When a bug is reported to you, first thing to do is to verify that you really face a bug, meaning that the software is not behaving as expected. Sometimes, you do not know the expected behaviour. In this case, compare observed behaviour with the one you get on a different environment or with some different credentials.
Quite often, some errors can be interpreted as bugs while this is the expected behaviour. In these cases, the question becomes why the user thought this was a bug and what we can do to avoid that. You know that you face a bug when you can proof that the observed behaviour differs from the expected one and that you can clearly expressed the differences.
As in real life, software bugs can leave their marks on their path. So fist look for them!
Check our bug tracking system for a potentially related error
Search into our bug tracking system for errors faced by the user(s) who reported the bug
If this is a bug in the interface (frontend), check into the browser console whether you can find an error
Those footprints will help you understand the bug and to later reproduce it.
In most cases, a given bug only arises in some very specific scenarios. Understanding the steps and their order that lead to a bug is the most crucial task you have to succeed in order to fix a bug.
To do so, the key here is to observe and then to connect the dots.
There are many things you can have a look at:
the data
the code
the recordings
the HTTP requests
the logs
the environment
who were the impacted users
when it first occurs
recent changes on the codebase.
Once you have a clear understanding of the steps and conditions that lead to your bug, you can start trying to fix it.
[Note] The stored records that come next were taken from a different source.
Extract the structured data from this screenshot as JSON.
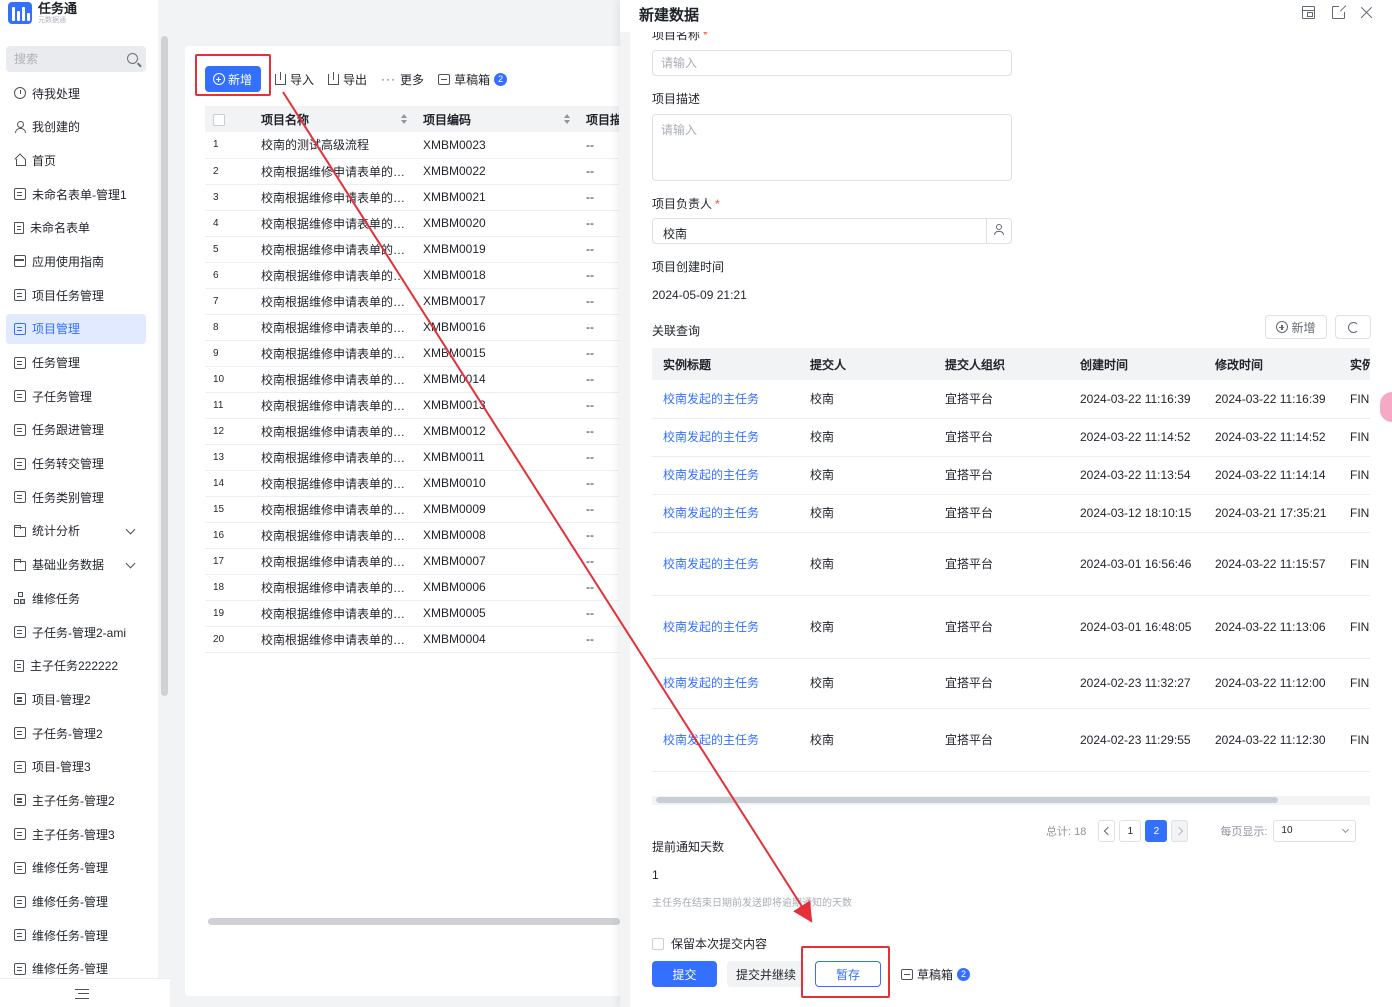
{
  "app": {
    "title": "任务通",
    "subtitle": "元数据通"
  },
  "sidebar": {
    "search_placeholder": "搜索",
    "items": [
      {
        "label": "待我处理",
        "icon": "clock-icon",
        "active": false
      },
      {
        "label": "我创建的",
        "icon": "user-icon",
        "active": false
      },
      {
        "label": "首页",
        "icon": "home-icon",
        "active": false
      },
      {
        "label": "未命名表单-管理1",
        "icon": "form-icon",
        "active": false
      },
      {
        "label": "未命名表单",
        "icon": "document-icon",
        "active": false
      },
      {
        "label": "应用使用指南",
        "icon": "guide-icon",
        "active": false
      },
      {
        "label": "项目任务管理",
        "icon": "form-icon",
        "active": false
      },
      {
        "label": "项目管理",
        "icon": "form-icon",
        "active": true
      },
      {
        "label": "任务管理",
        "icon": "form-icon",
        "active": false
      },
      {
        "label": "子任务管理",
        "icon": "form-icon",
        "active": false
      },
      {
        "label": "任务跟进管理",
        "icon": "form-icon",
        "active": false
      },
      {
        "label": "任务转交管理",
        "icon": "form-icon",
        "active": false
      },
      {
        "label": "任务类别管理",
        "icon": "form-icon",
        "active": false
      },
      {
        "label": "统计分析",
        "icon": "folder-icon",
        "active": false,
        "expandable": true
      },
      {
        "label": "基础业务数据",
        "icon": "folder-icon",
        "active": false,
        "expandable": true
      },
      {
        "label": "维修任务",
        "icon": "tree-icon",
        "active": false
      },
      {
        "label": "子任务-管理2-ami",
        "icon": "form-icon",
        "active": false
      },
      {
        "label": "主子任务222222",
        "icon": "document-icon",
        "active": false
      },
      {
        "label": "项目-管理2",
        "icon": "form-icon",
        "active": false
      },
      {
        "label": "子任务-管理2",
        "icon": "form-icon",
        "active": false
      },
      {
        "label": "项目-管理3",
        "icon": "form-icon",
        "active": false
      },
      {
        "label": "主子任务-管理2",
        "icon": "form-icon",
        "active": false
      },
      {
        "label": "主子任务-管理3",
        "icon": "form-icon",
        "active": false
      },
      {
        "label": "维修任务-管理",
        "icon": "form-icon",
        "active": false
      },
      {
        "label": "维修任务-管理",
        "icon": "form-icon",
        "active": false
      },
      {
        "label": "维修任务-管理",
        "icon": "form-icon",
        "active": false
      },
      {
        "label": "维修任务-管理",
        "icon": "form-icon",
        "active": false
      }
    ]
  },
  "toolbar": {
    "add": "新增",
    "import": "导入",
    "export": "导出",
    "more": "更多",
    "drafts": "草稿箱",
    "drafts_count": "2"
  },
  "list": {
    "columns": [
      "项目名称",
      "项目编码",
      "项目描"
    ],
    "rows": [
      {
        "idx": "1",
        "name": "校南的测试高级流程",
        "code": "XMBM0023",
        "desc": "--"
      },
      {
        "idx": "2",
        "name": "校南根据维修申请表单的日…",
        "code": "XMBM0022",
        "desc": "--"
      },
      {
        "idx": "3",
        "name": "校南根据维修申请表单的日…",
        "code": "XMBM0021",
        "desc": "--"
      },
      {
        "idx": "4",
        "name": "校南根据维修申请表单的日…",
        "code": "XMBM0020",
        "desc": "--"
      },
      {
        "idx": "5",
        "name": "校南根据维修申请表单的日…",
        "code": "XMBM0019",
        "desc": "--"
      },
      {
        "idx": "6",
        "name": "校南根据维修申请表单的日…",
        "code": "XMBM0018",
        "desc": "--"
      },
      {
        "idx": "7",
        "name": "校南根据维修申请表单的日…",
        "code": "XMBM0017",
        "desc": "--"
      },
      {
        "idx": "8",
        "name": "校南根据维修申请表单的日…",
        "code": "XMBM0016",
        "desc": "--"
      },
      {
        "idx": "9",
        "name": "校南根据维修申请表单的日…",
        "code": "XMBM0015",
        "desc": "--"
      },
      {
        "idx": "10",
        "name": "校南根据维修申请表单的日…",
        "code": "XMBM0014",
        "desc": "--"
      },
      {
        "idx": "11",
        "name": "校南根据维修申请表单的日…",
        "code": "XMBM0013",
        "desc": "--"
      },
      {
        "idx": "12",
        "name": "校南根据维修申请表单的日…",
        "code": "XMBM0012",
        "desc": "--"
      },
      {
        "idx": "13",
        "name": "校南根据维修申请表单的日…",
        "code": "XMBM0011",
        "desc": "--"
      },
      {
        "idx": "14",
        "name": "校南根据维修申请表单的日…",
        "code": "XMBM0010",
        "desc": "--"
      },
      {
        "idx": "15",
        "name": "校南根据维修申请表单的日…",
        "code": "XMBM0009",
        "desc": "--"
      },
      {
        "idx": "16",
        "name": "校南根据维修申请表单的日…",
        "code": "XMBM0008",
        "desc": "--"
      },
      {
        "idx": "17",
        "name": "校南根据维修申请表单的日…",
        "code": "XMBM0007",
        "desc": "--"
      },
      {
        "idx": "18",
        "name": "校南根据维修申请表单的日…",
        "code": "XMBM0006",
        "desc": "--"
      },
      {
        "idx": "19",
        "name": "校南根据维修申请表单的日…",
        "code": "XMBM0005",
        "desc": "--"
      },
      {
        "idx": "20",
        "name": "校南根据维修申请表单的日…",
        "code": "XMBM0004",
        "desc": "--"
      }
    ]
  },
  "drawer": {
    "title": "新建数据",
    "form": {
      "name_label": "项目名称",
      "name_placeholder": "请输入",
      "desc_label": "项目描述",
      "desc_placeholder": "请输入",
      "owner_label": "项目负责人",
      "owner_value": "校南",
      "created_label": "项目创建时间",
      "created_value": "2024-05-09 21:21",
      "related_label": "关联查询",
      "related_add": "新增",
      "related_columns": [
        "实例标题",
        "提交人",
        "提交人组织",
        "创建时间",
        "修改时间",
        "实例"
      ],
      "related_rows": [
        {
          "title": "校南发起的主任务",
          "submitter": "校南",
          "org": "宜搭平台",
          "created": "2024-03-22 11:16:39",
          "modified": "2024-03-22 11:16:39",
          "status": "FINI"
        },
        {
          "title": "校南发起的主任务",
          "submitter": "校南",
          "org": "宜搭平台",
          "created": "2024-03-22 11:14:52",
          "modified": "2024-03-22 11:14:52",
          "status": "FINI"
        },
        {
          "title": "校南发起的主任务",
          "submitter": "校南",
          "org": "宜搭平台",
          "created": "2024-03-22 11:13:54",
          "modified": "2024-03-22 11:14:14",
          "status": "FINI"
        },
        {
          "title": "校南发起的主任务",
          "submitter": "校南",
          "org": "宜搭平台",
          "created": "2024-03-12 18:10:15",
          "modified": "2024-03-21 17:35:21",
          "status": "FINI"
        },
        {
          "title": "校南发起的主任务",
          "submitter": "校南",
          "org": "宜搭平台",
          "created": "2024-03-01 16:56:46",
          "modified": "2024-03-22 11:15:57",
          "status": "FINI"
        },
        {
          "title": "校南发起的主任务",
          "submitter": "校南",
          "org": "宜搭平台",
          "created": "2024-03-01 16:48:05",
          "modified": "2024-03-22 11:13:06",
          "status": "FINI"
        },
        {
          "title": "校南发起的主任务",
          "submitter": "校南",
          "org": "宜搭平台",
          "created": "2024-02-23 11:32:27",
          "modified": "2024-03-22 11:12:00",
          "status": "FINI"
        },
        {
          "title": "校南发起的主任务",
          "submitter": "校南",
          "org": "宜搭平台",
          "created": "2024-02-23 11:29:55",
          "modified": "2024-03-22 11:12:30",
          "status": "FINI"
        }
      ],
      "pager": {
        "total": "总计: 18",
        "page1": "1",
        "page2": "2",
        "per_page_label": "每页显示:",
        "per_page_value": "10"
      },
      "notice_label": "提前通知天数",
      "notice_value": "1",
      "notice_hint": "主任务在结束日期前发送即将逾期通知的天数",
      "keep_label": "保留本次提交内容"
    },
    "actions": {
      "submit": "提交",
      "submit_continue": "提交并继续",
      "save_temp": "暂存",
      "drafts": "草稿箱",
      "drafts_count": "2"
    }
  },
  "annotation": {
    "color": "#e5303a"
  }
}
There is plenty of ressources that focus on that matter but we can of course list the following advices:
Read the error carefully
Google the error
put some breakpoints in your code (debugger
, byebug
)
It's good to have confidence in yourself and your code but if you managed to first reproduce the bug, you now can and must check whether it finally flown away. Add some specs so that it will not be accidentally broken in the future. Also be creative and go one step further by trying to break your fix, find some new edge cases to cover.